When my oldest were toddlers we lived in Little Rock. Every Tuesday I took them to a “music and movement” gathering for kids at one of the libraries in the city. It so happened that the driveway into the library had a few speed bumps. I remember one afternoon when we were leaving to head back home, my sons — verbal, but without large vocabularies — let me know they wanted to see the speed bump. I thought they just meant to drive over it. So I slowed down and we talked about the fun bump. Then I headed out to the main road. They both broke into intense tears. Do you want to go over it again, I asked? Yes! They said. I turned around; we drove over it again.
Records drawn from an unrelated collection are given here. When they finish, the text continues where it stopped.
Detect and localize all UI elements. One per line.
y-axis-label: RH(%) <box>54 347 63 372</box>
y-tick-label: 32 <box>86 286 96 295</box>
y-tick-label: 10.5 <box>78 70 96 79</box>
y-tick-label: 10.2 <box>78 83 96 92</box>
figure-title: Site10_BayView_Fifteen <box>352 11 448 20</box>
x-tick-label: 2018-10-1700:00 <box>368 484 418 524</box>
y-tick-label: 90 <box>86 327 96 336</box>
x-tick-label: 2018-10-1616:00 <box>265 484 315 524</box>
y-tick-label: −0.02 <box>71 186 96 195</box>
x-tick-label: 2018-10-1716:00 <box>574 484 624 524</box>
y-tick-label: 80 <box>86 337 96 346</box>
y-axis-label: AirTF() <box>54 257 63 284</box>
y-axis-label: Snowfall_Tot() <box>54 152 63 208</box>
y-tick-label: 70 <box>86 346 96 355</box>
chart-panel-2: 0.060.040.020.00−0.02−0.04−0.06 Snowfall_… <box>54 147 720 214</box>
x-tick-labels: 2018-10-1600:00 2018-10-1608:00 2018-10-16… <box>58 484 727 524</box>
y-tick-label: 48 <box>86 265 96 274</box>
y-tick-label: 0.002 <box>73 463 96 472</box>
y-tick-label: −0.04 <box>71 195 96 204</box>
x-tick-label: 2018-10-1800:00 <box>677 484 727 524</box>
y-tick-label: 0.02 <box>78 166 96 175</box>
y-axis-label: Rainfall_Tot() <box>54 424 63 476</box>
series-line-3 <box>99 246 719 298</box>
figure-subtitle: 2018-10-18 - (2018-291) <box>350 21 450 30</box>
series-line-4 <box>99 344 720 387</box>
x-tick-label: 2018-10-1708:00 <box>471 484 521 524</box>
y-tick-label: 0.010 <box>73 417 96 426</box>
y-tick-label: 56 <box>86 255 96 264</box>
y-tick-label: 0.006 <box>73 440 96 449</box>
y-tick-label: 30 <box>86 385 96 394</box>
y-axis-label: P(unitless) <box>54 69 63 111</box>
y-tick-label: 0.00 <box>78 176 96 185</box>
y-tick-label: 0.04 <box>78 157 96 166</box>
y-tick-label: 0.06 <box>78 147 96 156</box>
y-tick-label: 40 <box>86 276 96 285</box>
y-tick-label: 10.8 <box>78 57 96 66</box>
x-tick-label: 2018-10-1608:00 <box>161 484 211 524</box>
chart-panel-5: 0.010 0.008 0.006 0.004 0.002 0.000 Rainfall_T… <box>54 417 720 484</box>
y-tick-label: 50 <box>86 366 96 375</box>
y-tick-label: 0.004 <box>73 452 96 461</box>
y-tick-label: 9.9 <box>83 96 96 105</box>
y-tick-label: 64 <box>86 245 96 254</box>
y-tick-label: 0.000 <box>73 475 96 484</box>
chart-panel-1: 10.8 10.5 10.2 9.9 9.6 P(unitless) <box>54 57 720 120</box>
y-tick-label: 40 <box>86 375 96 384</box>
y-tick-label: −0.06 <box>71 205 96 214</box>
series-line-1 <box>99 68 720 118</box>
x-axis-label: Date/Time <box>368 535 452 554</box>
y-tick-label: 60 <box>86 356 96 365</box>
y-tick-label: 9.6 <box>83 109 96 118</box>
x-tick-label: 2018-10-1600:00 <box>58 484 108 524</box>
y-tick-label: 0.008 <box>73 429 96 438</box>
But still they cried. “See speed bump!” they told me. I realized they didn’t want to drive over the bump. They wanted to touch the bump.

So I parked and held their hands as we went over to what was, to me, just some asphalt. But to them it was a whole world.  They both got down eye-level with the bump and ran their hands over it. They talked to each other about the bump and its ascent and descent. They took their Hot Wheels cars out of their pockets (they never ever went anywhere without cars) and ran them slowly over the speed bump. Before nap that day, they went home and built their own speed bumps for their cars. It kept them busy for hours and even days afterwards.

I remember this moment as one of the most magical of their toddlerhood. I had wanted to say “no” to getting out of the car that morning. I had wanted to just drive home. But I knew deep down that something was going on and they needed to see, touch, and explore that speed bump. It was boring to me, but clearly to them it held something much more.  They were studying it the way I study dirt or seeds. It was full of wonder, possibility, and imagination.

Fast forward to today. Those twin boys are 11 now, and they still think like engineers. They don’t keep Hot Wheels cars in their pockets anymore, but they do build Legos of their own designs. They take rulers and draw out detailed worlds. They build Minecraft creations. They recently built a studio for their own Youtube channel called “Peg Animation” where they have a show called “Wabbits’ Weeact” wherein their rabbits react to things. Those engineering genes may have skipped right past me, but they are alive and well in my own children. And I guess my point here is that I first really noticed this in those moments where they fell in love with a speed bump. I didn’t have to understand their fascination. I just needed to slow down and give them space to be who they were and are becoming.

Lately I have been thinking a lot about what it means to honor our own callings and imaginations, especially the things that seem boring or foreign to others. And I know that part of my own commitment to my family — both the generations before and after me — is knowing that we all have skills and magic we’re inventing and reinventing into reality.